Angela Merkel a maintenu lundi sa politique migratoire malgré la débâcle de son parti lors d'élections régionales et la percée concomitante des populistes de l'AfD, portés par une opposition croissante à l'ouverture aux réfugiés.

«Dans l'ensemble, je vais continuer ce que j'ai fait ces derniers mois», a-t-elle dit devant la presse, tout en reconnaissant que sa solution «durable» centrée sur un consensus européen pour accueillir les réfugiés et sécuriser les frontières extérieures de l'Union européenne n'était «pas encore là».

«Je suis fermement convaincue que (...) nous avons besoin d'une solution européenne, que cette solution a besoin de temps», a ajouté Mme Merkel.

La chancelière a ainsi opposé une fin de non-recevoir aux appels de ses détracteurs, en Allemagne comme en Europe, à changer de politique et à fixer un plafond aux migrants accueillis en Allemagne, après l'arrivée de 1,1 million de demandeurs d'asile en 2015.

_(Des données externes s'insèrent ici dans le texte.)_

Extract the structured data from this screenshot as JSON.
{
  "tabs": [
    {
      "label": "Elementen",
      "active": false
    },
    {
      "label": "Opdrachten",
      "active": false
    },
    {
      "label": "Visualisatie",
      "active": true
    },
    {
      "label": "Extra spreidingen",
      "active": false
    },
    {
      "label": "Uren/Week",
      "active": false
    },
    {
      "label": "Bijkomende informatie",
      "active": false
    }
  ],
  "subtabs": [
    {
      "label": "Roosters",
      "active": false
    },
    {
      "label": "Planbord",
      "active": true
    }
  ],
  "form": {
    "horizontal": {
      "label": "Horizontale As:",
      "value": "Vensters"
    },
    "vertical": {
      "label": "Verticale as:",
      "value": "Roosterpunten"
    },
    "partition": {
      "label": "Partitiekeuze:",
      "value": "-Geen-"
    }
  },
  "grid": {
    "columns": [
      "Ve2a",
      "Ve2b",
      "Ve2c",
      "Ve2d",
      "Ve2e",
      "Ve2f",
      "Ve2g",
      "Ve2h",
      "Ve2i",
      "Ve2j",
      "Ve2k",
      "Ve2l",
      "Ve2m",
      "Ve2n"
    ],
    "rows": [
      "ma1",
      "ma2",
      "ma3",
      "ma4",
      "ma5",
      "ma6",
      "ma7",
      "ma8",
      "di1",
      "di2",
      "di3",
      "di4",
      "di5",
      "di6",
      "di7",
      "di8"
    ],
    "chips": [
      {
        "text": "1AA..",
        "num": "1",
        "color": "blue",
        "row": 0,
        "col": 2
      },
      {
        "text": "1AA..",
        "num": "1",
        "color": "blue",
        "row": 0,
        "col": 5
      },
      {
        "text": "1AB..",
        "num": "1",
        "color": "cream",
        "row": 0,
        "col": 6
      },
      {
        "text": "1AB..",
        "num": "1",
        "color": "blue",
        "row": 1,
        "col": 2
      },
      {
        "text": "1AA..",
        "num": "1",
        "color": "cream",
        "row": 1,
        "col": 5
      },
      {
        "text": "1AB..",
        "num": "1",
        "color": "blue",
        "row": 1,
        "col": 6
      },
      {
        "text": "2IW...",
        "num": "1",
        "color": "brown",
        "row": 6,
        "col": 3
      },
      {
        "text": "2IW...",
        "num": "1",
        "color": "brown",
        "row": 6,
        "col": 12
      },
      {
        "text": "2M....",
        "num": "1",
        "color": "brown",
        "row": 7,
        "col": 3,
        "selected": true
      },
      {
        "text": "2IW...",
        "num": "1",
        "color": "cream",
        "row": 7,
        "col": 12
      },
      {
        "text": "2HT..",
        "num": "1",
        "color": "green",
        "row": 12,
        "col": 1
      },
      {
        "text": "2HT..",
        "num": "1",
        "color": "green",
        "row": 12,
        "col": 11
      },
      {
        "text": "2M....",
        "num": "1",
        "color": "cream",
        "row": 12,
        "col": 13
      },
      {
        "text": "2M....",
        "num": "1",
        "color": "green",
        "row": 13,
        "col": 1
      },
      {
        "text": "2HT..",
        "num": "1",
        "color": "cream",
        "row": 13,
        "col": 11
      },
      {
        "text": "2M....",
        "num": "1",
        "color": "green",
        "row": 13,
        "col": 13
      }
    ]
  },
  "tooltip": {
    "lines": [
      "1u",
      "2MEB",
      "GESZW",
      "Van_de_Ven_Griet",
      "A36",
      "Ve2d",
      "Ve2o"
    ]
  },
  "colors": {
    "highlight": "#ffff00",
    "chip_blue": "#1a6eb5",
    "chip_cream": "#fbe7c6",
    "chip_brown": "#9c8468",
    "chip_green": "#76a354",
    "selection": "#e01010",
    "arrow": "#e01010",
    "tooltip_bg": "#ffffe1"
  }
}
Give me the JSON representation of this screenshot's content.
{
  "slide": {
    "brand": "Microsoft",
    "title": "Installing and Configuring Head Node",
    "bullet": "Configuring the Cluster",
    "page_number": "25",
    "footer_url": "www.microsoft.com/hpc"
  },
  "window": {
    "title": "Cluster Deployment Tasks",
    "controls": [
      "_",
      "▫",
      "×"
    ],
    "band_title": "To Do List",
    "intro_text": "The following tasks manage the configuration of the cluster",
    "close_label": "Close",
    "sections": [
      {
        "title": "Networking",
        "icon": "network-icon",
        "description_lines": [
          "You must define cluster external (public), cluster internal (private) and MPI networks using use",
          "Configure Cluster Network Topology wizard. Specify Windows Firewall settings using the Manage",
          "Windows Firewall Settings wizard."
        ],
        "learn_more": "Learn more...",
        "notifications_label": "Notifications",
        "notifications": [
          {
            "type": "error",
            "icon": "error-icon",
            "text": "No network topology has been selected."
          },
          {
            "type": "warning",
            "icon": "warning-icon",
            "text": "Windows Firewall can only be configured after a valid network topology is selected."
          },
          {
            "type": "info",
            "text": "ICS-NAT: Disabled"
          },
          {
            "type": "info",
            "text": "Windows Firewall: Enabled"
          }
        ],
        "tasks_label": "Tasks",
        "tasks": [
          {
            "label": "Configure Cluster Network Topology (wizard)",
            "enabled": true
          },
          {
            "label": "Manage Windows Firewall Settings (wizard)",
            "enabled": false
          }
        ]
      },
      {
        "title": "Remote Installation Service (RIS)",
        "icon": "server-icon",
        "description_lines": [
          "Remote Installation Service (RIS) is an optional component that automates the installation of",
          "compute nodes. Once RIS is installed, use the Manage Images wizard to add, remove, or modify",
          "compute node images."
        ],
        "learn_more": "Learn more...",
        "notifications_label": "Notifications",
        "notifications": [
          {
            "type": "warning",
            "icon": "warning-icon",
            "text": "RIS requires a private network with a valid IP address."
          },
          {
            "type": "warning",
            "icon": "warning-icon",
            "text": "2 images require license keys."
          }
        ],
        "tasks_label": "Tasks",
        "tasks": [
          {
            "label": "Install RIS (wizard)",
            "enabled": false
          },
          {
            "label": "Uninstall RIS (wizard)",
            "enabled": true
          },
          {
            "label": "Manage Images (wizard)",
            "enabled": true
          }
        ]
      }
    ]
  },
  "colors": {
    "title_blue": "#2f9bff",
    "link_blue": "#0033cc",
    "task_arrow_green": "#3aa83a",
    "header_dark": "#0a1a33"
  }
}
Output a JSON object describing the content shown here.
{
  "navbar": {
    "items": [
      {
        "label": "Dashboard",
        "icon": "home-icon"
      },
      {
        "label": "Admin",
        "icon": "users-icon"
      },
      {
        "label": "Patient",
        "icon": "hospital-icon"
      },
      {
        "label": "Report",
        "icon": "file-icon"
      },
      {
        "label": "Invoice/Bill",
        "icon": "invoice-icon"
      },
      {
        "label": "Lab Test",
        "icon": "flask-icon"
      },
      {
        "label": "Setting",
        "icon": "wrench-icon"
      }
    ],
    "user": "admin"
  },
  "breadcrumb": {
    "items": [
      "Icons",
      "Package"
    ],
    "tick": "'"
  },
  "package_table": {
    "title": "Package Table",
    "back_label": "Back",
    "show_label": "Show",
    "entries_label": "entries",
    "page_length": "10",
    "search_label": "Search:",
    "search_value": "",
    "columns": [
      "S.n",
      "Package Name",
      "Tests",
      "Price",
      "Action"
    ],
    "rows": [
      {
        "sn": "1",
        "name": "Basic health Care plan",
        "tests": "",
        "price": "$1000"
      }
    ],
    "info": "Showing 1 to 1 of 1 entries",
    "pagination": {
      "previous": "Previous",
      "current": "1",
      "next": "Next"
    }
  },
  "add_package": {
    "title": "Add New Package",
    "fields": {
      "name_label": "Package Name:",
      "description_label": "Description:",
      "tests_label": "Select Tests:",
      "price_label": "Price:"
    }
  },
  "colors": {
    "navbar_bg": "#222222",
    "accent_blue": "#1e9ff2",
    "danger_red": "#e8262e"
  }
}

Le chancelier autrichien Werner Faymann a encore exhorté lundi son homologue allemande à annoncer publiquement que le temps où les migrants pouvaient traverser l'Europe par centaines de milliers était révolu.

«J'appelle la chancelière Angela Merkel à dire cela clairement et distinctement», a-t-il déclaré au quotidien allemand Die Welt.

«Tremblement de terre»

Sans aller aussi loin, Mme Merkel a admis que la fermeture de la route dite des Balkans par les pays concernés, une décision qu'elle avait vivement critiquée la semaine dernière, profitait à l'Allemagne, même si des dizaines de milliers de migrants se retrouvent coincés en Grèce dans des conditions jugées très difficiles.

«Il est incontestable que l'Allemagne en profite (mais aussi) que cette solution n'est pas durable, on le voit tous les jours aux images provenant de Grèce», a-t-elle relevé.

Sur le front intérieur, le patron de la CSU Horst Seehofer, l'allié bavarois de la CDU qui s'oppose à la politique migratoire généreuse de Mme Merkel, a jugé lundi que «la réponse» à la défaite électorale «ne peut pas être : on continue comme avant».

Pour lui, l'Allemagne a vécu un «tremblement de terre politique» et la chancelière doit éviter «l'écrasement» des chrétiens-démocrates sous l'effet de la poussée des populistes de l'Alternative pour l'Allemagne (AfD) sur sa droite.

Analysant les causes de la défaite de son parti aux élections dans deux régions sur trois dimanche et les scores exceptionnels de l'AfD (entre 12 et 24 %), Mme Merkel a reconnu «une journée difficile» et que sa politique sur les réfugiés a largement «déterminé» le résultat.

L'envolée du jeune parti fondé en 2013 constitue un scénario inédit depuis 1945 et brise un tabou dans un pays toujours en quête d'exemplarité morale après l'horreur nazie.

Pour Mme Merkel cependant, il s'agit avant tout d'un «vote protestataire (dû) à la question non résolue des réfugiés». Selon elle, les scores cumulés des partis soutenant sa politique migratoire (chrétiens-démocrates, Verts et sociaux-démocrates) montrent qu'elle est sur la bonne voie. «C'est bien quand il y a un grand consensus sociétal», a-t-elle dit.

«Crise aiguë»

Avec la percée de l'AfD, l'Allemagne rejoint une tendance européenne plus large, qui voit depuis des années les mouvements d'extrême droite gagner du terrain et s'installer dans le paysage politique, de la Grande-Bretagne à la Slovaquie.

«Jamais un parti n'était entré sur la scène politique (allemande) de manière aussi fracassante. Et celui qui regarde le reste de l'Europe comprend bien que l'AfD ne va pas disparaître comme ça», note le quotidien Stuttgarter Zeitung.

Le résultat des élections est d'autant moins réjouissant pour le gouvernement de Mme Merkel que son partenaire social-démocrate (SPD) prend l'eau aussi. S'il gagne dans une région, il est à moins de 15 % dans les deux autres et se fait doubler par les populistes.

Pour le Tagesspiegel, le principe même des grands partis dans le pays «est sur la sellette», le SPD subissant «une catastrophe structurelle» et la CDU traversant une crise «aiguë».

À l'inverse, la chef de l'AfD, Frauke Petry, a salué sa percée électorale comme «une bonne journée pour la démocratie» alors que l'avenir du pays «est toujours plus en question», citant pêle-mêle «une ethnisation de la violence» et «un appauvrissement des classes moyennes».